Seeking a perspective
Selecting what we need
One of the joys of a magazine editor's role is the unexpectedness of
incoming mail. Yes, there's sometimes a cold blast of air from an outraged
reader, yet often an interesting contact with somebody in a remote region,
whose insatiable desire for music is met by CDs and an inexpensive player,
and now also with a daily music magazine. In contrast to the popular pursuit
of witheringly expensive indulgences, recorded music selected with
care from budget labels remains, or can become, a growing light as one rummages
through catalogues for the treasures that fit our musical taste buds, and
repeatably so unless we deliberately soothe a rage by disc mutilation.
Very early music to the latest manifestation of a style usually have
examples released on CD within a few months.

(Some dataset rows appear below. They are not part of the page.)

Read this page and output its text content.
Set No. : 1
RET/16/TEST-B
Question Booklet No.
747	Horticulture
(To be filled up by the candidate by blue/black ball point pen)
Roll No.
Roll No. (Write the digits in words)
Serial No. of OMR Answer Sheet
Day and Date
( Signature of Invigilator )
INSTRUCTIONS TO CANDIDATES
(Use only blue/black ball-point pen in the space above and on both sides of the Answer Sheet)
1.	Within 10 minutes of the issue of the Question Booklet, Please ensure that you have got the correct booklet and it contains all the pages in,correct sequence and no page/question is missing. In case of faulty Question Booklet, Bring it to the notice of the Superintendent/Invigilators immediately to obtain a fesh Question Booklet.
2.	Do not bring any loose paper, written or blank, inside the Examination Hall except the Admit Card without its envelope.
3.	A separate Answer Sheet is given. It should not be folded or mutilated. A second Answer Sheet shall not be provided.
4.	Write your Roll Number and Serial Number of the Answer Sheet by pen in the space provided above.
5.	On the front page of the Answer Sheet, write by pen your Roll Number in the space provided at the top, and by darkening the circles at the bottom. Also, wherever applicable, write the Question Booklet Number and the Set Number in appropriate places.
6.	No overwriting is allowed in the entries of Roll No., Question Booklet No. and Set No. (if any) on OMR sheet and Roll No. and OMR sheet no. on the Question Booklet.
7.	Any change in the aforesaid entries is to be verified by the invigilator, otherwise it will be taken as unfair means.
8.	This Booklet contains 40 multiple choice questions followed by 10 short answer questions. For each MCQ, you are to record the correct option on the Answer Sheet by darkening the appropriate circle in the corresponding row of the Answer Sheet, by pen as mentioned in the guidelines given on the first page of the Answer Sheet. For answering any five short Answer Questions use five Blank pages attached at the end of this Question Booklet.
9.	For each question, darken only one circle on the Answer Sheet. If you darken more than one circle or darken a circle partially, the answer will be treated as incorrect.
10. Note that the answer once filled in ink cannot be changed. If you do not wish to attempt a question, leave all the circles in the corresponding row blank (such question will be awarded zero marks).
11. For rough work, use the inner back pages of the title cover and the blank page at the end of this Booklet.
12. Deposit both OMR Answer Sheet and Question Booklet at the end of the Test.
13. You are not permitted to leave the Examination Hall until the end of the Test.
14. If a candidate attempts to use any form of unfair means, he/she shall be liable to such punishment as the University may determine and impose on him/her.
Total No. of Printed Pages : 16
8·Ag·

I, with regular receipt of
up-to-the-minute news of releases or the imminent launching of something
special, struggle to maintain perspective in the face of publicity
blasts of intimidating velocity. Repercussions of unbelievable naivety sometimes
hound the public from billboards to television campaigns. Gone are the days
of normality in advance publicity.
Perversely, all this hype is becoming self-destructive as the public
sometimes sticks to the familiar in preference to the streamlined new. In
the astonishing realms of recording the now established market for historical
reissue can only maintain buoyancy from growing interest in the musical
revelations of past performers. It has inestimable value for today's listeners
in gaining a balance between old and new.
Do realize, then, how fortunate we are today in a century of performance
on record. Whilst we sometimes feel as though we live globally in the proximity
of a timebomb, artistic revelation is there for the asking.